I looked longingly toward the empty chalice peeking out of the small white cloth from the edge of the platform, and felt like Juliet must have felt.
“You won’t get any additional time,” I said. “You won’t serve another day. We’ll get the case against you dismissed. I’ll make sure of it. You’re really innocent, right?”
He was nodding vigorously before I finished. “I am. I really am. I swear it.”
“So?”
He shrugged. “I don’t know . . . What if you can’t?”
“I feel pretty certain I can. I’m pretty good at this. But what do you have to lose?”
“More of my life.”
“A little more, maybe, for the chance to see your mom before she . . . before it’s too late. Think about it.”
I can’t believe I’m having to hard sell this.
“Why do you want me to so bad? Why do you even care?”
Think fast.
“Lots of reasons. I told your family I would. My mom just died and I miss her far more than I ever thought was possible. I’ve looked at your case and believe you’re innocent.”
“My family asked you to?”
“It’s why I asked if you had spoken to them.”
“They didn’t say anything.”
“The calls are monitored. They can’t say anything to you about it.”
“Then why’d you want me to talk to them?”
“Thought they might say something to you in code. Something only you’d understand.”
“Wait. They did. Dad did. I didn’t . . . know what . . . he meant at the time, but . . . Okay.
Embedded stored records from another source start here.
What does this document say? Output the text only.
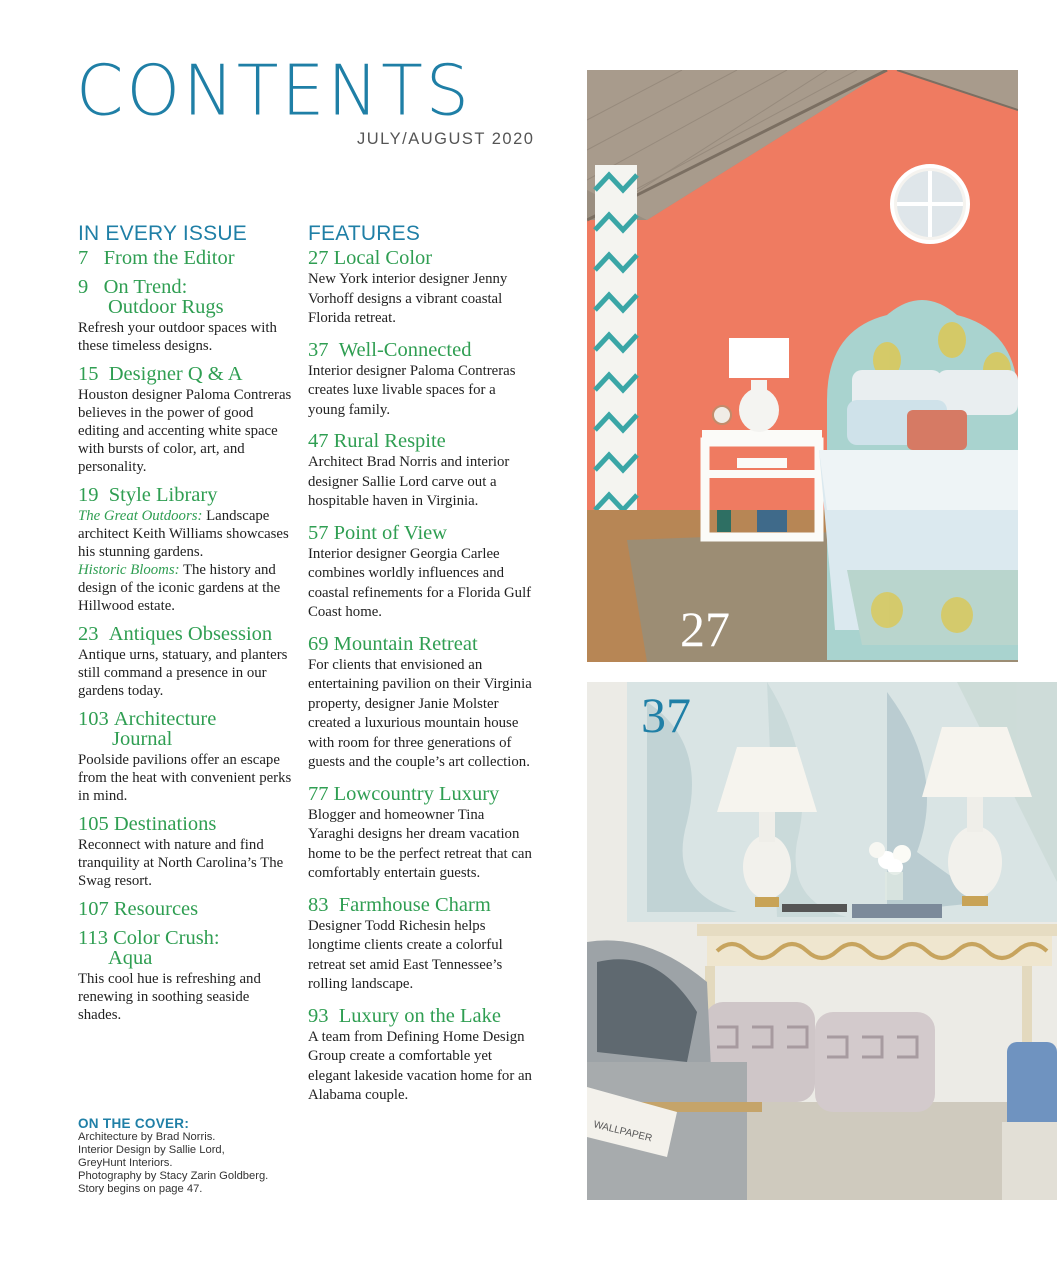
CONTENTS
JULY/AUGUST 2020
IN EVERY ISSUE
7 From the Editor
9 On Trend:
Outdoor Rugs
Refresh your outdoor spaces with these timeless designs.
15 Designer Q & A
Houston designer Paloma Contreras believes in the power of good editing and accenting white space with bursts of color, art, and personality.
19 Style Library
The Great Outdoors: Landscape architect Keith Williams showcases his stunning gardens.
Historic Blooms: The history and design of the iconic gardens at the Hillwood estate.
23 Antiques Obsession
Antique urns, statuary, and planters still command a presence in our gardens today.
103 Architecture
Journal
Poolside pavilions offer an escape from the heat with convenient perks in mind.
105 Destinations
Reconnect with nature and find tranquility at North Carolina’s The Swag resort.
107 Resources
113 Color Crush:
Aqua
This cool hue is refreshing and renewing in soothing seaside shades.
FEATURES
27 Local Color
New York interior designer Jenny Vorhoff designs a vibrant coastal Florida retreat.
37 Well-Connected
Interior designer Paloma Contreras creates luxe livable spaces for a young family.
47 Rural Respite
Architect Brad Norris and interior designer Sallie Lord carve out a hospitable haven in Virginia.
57 Point of View
Interior designer Georgia Carlee combines worldly influences and coastal refinements for a Florida Gulf Coast home.
69 Mountain Retreat
For clients that envisioned an entertaining pavilion on their Virginia property, designer Janie Molster created a luxurious mountain house with room for three generations of guests and the couple’s art collection.
77 Lowcountry Luxury
Blogger and homeowner Tina Yaraghi designs her dream vacation home to be the perfect retreat that can comfortably entertain guests.
83 Farmhouse Charm
Designer Todd Richesin helps longtime clients create a colorful retreat set amid East Tennessee’s rolling landscape.
93 Luxury on the Lake
A team from Defining Home Design Group create a comfortable yet elegant lakeside vacation home for an Alabama couple.
ON THE COVER:
Architecture by Brad Norris.
Interior Design by Sallie Lord,
GreyHunt Interiors.
Photography by Stacy Zarin Goldberg.
Story begins on page 47.
27
WALLPAPER
37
Let’s do this. How do we?”
I told him.
“Really?” he said. “That’s it? I don’t know. You really think that’ll work?”
“I do.”
I have to.
“Okay.”
The front door to the chapel opened and inmates started filing into the hallway. Talking Ronnie into this had taken far longer than I thought it would.
“Come on,” I said. “Let’s go into my office and get you changed.”
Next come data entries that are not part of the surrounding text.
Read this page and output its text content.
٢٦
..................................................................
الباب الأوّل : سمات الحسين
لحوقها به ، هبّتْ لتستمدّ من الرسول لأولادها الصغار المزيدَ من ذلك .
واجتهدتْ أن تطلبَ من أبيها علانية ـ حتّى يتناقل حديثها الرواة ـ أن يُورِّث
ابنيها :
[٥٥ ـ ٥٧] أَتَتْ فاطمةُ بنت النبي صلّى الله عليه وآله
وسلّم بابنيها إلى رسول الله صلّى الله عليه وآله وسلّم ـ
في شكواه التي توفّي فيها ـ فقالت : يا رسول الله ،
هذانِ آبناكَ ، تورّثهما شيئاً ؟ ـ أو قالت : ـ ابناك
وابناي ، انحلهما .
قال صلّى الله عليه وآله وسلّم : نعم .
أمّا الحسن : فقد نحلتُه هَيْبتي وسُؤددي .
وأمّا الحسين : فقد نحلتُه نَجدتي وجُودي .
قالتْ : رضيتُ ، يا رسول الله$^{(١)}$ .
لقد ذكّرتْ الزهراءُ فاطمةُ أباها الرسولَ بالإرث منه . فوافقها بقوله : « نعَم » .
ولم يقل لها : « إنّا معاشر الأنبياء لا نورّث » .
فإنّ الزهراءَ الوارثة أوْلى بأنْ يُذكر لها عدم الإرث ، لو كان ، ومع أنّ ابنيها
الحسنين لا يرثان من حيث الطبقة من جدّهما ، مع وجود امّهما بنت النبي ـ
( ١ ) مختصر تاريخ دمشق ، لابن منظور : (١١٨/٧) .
I grabbed the communion tray and we quickly ducked into my office.
“Have a seat,” I said, nodding toward one of the chairs across from my desk. “Let me check in with them. I’ll be right back.”
He nodded. “Okay.”
I opened my other office door and stepped into the front hallway.
Inmates pouring through the double doors of the cha
pel, through the hallway, into the double doors to the sanctuary where Cardigan and I had just been. An officer near the door, his radio squawking. The volunteer shaking my hand and saying hi as he went by.
I waved to the officer and went back into my office.
“I thought you said there was someone here I was swapping places with?” Cardigan asked when I sat down behind my desk across from him.
“There is.”
“Where is he?”
I nodded to the small door in the back corner behind him. “Bathroom.”
Eventually, all the inmates finished filing into the sanctuary and the volunteer began his study, the officer, as usual, observing from the back corner.
“Okay,” I said. “Let’s get you changed. Take a minute and take some deep breaths, settle and prepare yourself. I’ll get your clothes.”
He nodded.
I stepped over to the small restroom, opened the door just wide enough for me to squeeze through, and closed it behind me.
The small, tiled room was the size of a tiny closet, with only a lidless, tankless toilet and a sink.
Emmitt Emerson was slumped on the toilet in his underwear, unconscious. Confirming again he still had a pulse, I grabbed his clothes and shoes and went back into my office, closing the narrow door behind me.
“Come over here behind my desk and change,” I said.
There was a narrow strip of glass on the door to my office, but the back corner of my desk was partially blocked by the small wall of the sanctuary sound booth.
He did.
“Put on everything,” I said. “T-shirt. Socks. Shoes. Tie. Leave everything in the pockets.”
“Can’t believe I’m doing this,” he said.
Me either.
“What do I do with these?” he asked, holding up his inmate uniform and brogans.
“I’ll take them.” Which I did, and placed them in the bathroom with Emmitt.
“How do I look?”
“A lot like Emmitt Emerson.”
“Who?”
“The guy whose clothes you’re borrowing.”
“That’s good, right?”
I nodded. “That’s great.”
A knock at the door and we both jumped.
I turned to see the officer who was supposed to be keeping an eye on the inmates in the chapel looking through the narrow window of my door.